So Tomorrow I am going to call Dr. Werner and let her know where Im at, how I really want to come back and see her but it's just not financially possible right now, and that I also dont want to continue to see her when I can't pay for the bills I owe her yet, let alone down the road... I hope she understands... It'd be nice if she could allow me to set up a payment plan, but I already understand if she doesn't want to do that. We tried that like 6 months ago, after she wiped off 50% of the medical bill I had with her, and I still couldn't do more than a $50 payment...
The more I think about going to Peggy and using DSHS the more responsible I feel about the entire situation... So I will just talk with Dr. Werner, and if Im not able to go back to see her then I'd like to be able to at least keep in contact with her, maybe get lunch or something once in a while. She's a great doctor and an excellent person. I appreciate all the help she has given me and REALLY dont want to stop seeing her, but it's also not putting me in a good place with her to continue going back when I can't pay...

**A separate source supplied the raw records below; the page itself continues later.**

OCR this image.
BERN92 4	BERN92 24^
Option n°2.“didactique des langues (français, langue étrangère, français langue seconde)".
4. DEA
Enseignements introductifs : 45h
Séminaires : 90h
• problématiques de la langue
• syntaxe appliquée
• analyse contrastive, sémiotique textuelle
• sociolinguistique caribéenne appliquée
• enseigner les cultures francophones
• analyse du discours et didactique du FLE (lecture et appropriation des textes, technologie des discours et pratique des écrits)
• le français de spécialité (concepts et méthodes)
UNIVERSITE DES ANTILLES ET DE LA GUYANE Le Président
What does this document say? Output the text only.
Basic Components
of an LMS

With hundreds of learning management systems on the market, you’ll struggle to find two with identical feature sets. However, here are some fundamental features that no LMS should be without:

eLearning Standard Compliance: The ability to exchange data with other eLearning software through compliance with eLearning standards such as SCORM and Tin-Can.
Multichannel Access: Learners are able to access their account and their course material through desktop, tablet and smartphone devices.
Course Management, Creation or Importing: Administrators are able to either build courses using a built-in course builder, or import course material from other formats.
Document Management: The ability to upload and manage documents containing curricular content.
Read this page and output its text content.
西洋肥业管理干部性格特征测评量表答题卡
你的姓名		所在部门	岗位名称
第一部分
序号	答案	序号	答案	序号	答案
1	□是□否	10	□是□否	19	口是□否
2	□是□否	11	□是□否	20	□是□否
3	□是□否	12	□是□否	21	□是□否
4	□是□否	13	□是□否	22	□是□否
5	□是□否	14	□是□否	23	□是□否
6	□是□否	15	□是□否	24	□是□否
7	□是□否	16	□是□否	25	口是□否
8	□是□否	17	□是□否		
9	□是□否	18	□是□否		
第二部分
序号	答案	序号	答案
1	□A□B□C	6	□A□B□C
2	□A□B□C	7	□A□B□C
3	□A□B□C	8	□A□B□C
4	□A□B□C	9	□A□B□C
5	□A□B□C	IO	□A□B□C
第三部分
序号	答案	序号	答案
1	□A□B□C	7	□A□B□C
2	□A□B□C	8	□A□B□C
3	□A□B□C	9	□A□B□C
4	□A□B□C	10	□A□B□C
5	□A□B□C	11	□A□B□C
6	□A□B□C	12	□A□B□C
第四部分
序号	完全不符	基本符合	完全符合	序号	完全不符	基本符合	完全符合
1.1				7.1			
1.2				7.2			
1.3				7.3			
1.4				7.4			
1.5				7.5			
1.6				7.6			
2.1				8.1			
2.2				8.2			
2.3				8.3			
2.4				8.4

So. There we go. Cristi is going with me so she can help with Amara if I need it... The nice thing is I can do the proof of pregnancy, WIC and DSHS all in the same place. Hopefully I wont have to wait in line forever... I hate sitting in those offices.
Oh yeah. And according to the gender chart on thebump.com I'm going to have a boy. The first loss was for sure a boy, and Im not sure about the second, but According to the chart it also would have been a boy. Thank god I had amara first! It seems like Im in the running for all boys from now on! Bleh. I didn't really want boys, LOL. But Im sure as hell not going to be picky!